Tribune Juive

Ben Gvir et la flottille : victoire ou défaite ? Par Julien Brünn

C’est une histoire de coups de com, une guerre des images dans laquelle il faut éviter de tomber. Celui qui s’approche trop de ces combattants aussi répugnants les uns que les autres, prend le risque de s’y brûler : ce sera la victoire des uns ou des autres, ou plutôt des deux. Et la défaite de celui qui s’y brûle.

L’objectif de ces flottilles à répétition est connu : accabler Israël aux yeux du monde, par le retentissement que provoquera fatalement l’abordage des bateaux et l’arrestation des militants, qu’ils savent inévitable et qu’ils espèrent. Leur arrestation, quelle que soit sa forme, un peu brutale ou douce, peu leur importe (ils préfèrent la brutale, ils ont été servis) suffira à hurler au fascisme. Et alors le coup de com aura fonctionné : faire d’Israël, la victime initiale, le bourreau. Toujours et partout.

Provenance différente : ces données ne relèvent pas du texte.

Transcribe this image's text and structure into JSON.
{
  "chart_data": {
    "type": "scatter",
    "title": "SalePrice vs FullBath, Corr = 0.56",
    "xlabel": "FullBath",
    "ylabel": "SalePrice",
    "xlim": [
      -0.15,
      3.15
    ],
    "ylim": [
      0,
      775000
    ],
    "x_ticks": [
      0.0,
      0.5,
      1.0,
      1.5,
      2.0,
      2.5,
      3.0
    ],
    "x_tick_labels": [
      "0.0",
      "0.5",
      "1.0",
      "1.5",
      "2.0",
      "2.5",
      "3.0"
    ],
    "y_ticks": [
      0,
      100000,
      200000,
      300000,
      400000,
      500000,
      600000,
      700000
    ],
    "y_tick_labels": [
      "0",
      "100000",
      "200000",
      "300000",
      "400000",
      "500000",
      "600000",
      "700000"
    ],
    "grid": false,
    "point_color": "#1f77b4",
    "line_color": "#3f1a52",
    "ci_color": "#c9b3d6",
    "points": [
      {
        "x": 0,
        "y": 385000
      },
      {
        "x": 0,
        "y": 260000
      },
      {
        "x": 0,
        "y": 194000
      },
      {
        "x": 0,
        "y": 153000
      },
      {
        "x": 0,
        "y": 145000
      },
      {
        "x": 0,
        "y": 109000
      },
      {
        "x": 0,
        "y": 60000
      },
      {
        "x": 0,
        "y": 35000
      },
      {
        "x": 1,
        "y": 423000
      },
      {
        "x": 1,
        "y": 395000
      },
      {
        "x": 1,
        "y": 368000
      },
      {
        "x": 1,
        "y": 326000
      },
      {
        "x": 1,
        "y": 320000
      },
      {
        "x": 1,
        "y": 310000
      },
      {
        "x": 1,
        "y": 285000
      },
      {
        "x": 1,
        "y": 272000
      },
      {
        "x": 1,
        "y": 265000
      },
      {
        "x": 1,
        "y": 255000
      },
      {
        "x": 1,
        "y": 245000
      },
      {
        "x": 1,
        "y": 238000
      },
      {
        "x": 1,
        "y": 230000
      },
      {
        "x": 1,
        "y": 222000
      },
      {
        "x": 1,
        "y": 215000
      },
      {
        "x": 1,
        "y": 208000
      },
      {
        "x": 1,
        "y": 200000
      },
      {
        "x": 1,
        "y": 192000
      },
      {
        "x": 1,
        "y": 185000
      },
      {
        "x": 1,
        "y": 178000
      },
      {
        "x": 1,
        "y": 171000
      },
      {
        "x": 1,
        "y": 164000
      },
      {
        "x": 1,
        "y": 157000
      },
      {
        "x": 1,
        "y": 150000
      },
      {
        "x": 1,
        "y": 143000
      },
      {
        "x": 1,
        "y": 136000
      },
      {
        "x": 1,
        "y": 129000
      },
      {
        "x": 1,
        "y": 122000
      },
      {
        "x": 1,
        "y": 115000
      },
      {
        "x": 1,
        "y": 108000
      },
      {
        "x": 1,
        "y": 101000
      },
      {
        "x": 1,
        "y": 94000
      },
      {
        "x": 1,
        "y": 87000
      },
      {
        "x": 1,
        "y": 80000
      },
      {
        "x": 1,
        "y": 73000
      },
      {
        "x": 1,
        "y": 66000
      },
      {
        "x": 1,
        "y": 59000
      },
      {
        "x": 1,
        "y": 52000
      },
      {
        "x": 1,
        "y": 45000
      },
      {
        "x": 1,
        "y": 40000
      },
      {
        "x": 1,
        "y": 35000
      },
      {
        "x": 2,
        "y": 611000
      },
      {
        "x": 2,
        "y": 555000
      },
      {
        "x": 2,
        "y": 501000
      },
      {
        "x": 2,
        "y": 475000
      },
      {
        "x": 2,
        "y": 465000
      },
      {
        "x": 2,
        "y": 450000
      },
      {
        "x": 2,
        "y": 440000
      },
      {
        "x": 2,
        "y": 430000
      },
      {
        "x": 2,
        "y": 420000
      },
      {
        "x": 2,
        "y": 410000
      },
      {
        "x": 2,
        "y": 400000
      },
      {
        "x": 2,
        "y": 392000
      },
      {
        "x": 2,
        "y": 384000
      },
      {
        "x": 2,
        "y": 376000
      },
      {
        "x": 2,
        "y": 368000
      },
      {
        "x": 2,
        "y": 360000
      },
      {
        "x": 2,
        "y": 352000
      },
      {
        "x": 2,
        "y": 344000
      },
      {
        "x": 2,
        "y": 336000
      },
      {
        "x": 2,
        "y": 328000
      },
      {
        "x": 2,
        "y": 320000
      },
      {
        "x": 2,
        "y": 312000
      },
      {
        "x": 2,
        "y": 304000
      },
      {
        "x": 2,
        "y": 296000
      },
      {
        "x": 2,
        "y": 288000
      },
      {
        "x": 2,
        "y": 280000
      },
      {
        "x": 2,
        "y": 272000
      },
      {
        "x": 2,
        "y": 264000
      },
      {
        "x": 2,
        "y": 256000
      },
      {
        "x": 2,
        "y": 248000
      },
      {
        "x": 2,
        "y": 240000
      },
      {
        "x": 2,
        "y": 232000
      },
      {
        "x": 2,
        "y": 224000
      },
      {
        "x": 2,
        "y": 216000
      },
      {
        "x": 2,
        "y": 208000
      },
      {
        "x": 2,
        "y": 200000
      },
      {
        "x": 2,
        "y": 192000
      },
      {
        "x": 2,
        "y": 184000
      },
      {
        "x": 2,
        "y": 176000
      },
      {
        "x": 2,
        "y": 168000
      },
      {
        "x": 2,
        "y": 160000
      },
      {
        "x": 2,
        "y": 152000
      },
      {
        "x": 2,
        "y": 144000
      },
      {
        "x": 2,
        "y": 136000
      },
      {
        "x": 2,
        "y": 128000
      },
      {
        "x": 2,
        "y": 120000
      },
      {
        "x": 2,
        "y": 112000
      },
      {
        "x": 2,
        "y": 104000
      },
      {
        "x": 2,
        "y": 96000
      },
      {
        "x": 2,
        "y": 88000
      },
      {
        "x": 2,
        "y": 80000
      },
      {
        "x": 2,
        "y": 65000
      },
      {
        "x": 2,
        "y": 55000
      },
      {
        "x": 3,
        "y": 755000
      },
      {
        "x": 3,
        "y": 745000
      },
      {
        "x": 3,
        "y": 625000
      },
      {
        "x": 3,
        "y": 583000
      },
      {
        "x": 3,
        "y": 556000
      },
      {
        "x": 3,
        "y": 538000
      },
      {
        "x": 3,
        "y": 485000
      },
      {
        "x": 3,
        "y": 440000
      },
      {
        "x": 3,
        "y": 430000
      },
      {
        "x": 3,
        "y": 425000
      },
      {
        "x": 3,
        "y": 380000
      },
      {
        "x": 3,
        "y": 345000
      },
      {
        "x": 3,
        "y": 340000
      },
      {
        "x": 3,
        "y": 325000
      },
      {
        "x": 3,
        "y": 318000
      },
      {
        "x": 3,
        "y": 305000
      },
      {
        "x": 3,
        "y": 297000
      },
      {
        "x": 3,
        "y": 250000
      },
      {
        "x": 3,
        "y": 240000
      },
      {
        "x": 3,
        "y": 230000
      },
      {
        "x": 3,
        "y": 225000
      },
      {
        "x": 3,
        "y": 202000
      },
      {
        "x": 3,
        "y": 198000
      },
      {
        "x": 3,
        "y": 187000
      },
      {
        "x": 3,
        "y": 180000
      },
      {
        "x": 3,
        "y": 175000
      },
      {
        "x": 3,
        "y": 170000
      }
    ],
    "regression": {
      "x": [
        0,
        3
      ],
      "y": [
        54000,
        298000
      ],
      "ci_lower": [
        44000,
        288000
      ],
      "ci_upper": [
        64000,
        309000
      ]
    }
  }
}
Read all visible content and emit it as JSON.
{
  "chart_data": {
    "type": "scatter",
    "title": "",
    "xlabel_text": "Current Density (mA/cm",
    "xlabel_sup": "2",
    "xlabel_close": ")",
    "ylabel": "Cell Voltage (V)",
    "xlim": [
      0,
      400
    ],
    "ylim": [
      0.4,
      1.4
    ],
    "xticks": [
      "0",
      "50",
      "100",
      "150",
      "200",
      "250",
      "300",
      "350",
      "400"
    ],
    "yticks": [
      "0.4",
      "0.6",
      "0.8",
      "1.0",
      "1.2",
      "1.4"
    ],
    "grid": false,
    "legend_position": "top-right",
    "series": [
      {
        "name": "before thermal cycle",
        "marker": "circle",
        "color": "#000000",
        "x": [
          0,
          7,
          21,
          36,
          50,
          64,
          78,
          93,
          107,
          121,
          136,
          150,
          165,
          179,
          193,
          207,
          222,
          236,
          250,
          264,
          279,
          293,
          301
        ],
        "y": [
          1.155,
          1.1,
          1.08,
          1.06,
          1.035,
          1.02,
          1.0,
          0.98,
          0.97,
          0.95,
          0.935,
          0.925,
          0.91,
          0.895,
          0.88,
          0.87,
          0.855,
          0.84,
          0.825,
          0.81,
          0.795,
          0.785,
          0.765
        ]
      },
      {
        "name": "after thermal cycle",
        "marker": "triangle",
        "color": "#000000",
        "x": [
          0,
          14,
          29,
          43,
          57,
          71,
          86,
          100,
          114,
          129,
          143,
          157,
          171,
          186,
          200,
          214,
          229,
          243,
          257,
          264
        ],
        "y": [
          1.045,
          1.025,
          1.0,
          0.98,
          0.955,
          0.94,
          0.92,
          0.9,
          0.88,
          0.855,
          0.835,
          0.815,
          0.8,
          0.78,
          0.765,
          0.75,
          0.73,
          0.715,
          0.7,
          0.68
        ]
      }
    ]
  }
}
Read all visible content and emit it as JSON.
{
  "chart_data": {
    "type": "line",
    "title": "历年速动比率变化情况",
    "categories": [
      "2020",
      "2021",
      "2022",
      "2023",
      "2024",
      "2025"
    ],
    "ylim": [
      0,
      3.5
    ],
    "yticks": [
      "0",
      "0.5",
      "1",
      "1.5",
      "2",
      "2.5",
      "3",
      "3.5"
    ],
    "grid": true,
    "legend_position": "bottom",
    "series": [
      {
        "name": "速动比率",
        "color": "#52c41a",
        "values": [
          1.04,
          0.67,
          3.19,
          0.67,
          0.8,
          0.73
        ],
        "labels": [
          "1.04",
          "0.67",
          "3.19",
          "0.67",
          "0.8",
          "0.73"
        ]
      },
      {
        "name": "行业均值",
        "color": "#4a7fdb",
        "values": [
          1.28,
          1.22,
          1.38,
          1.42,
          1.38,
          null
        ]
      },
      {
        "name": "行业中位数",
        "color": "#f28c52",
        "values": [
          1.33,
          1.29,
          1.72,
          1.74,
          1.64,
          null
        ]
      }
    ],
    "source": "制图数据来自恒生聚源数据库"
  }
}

Et cette fois-ci, ils ont trouvé en la personne de Ben Gvir un allié de poids. Que visait sa mise en scène volontairement humiliante des militants pro-Hamas (sous le couvert d’être seulement pro-Palestine) ? Certainement pas à dissuader de nouvelles flottilles de prendre la mer, dans le futur, pour à nouveau partir à l’attaque (en images) d’Israël. Le monde entier sait, et les militants en premier savent, qu’Israël ne tirera pas. Du moins tant qu’un Ben Gvir n’aura pas tous les pouvoirs.

Par son coup de com au retentissement international mais à vocation intérieure, Ben Gvir aura montré qu’il est incontournable. Incontournable, il l’était déjà arithmétiquement pour le gouvernement Netanyahu, mais à la marge. Des élections législatives approchent et Ben Gvir essaie de se placer non plus à la marge, mais au centre du jeu.

Pour l’instant, c’est l’honneur de Netanyahu d’avoir exprimé sa réprobation. Mais désormais, nous entrons dans l’aire de la tactique électorale. Toujours extrêmement délicate en Israël. Le mieux, c’est peut-être d’attendre la suite. En silence. Car Israël est toujours en guerre. La vraie, et celle de la com.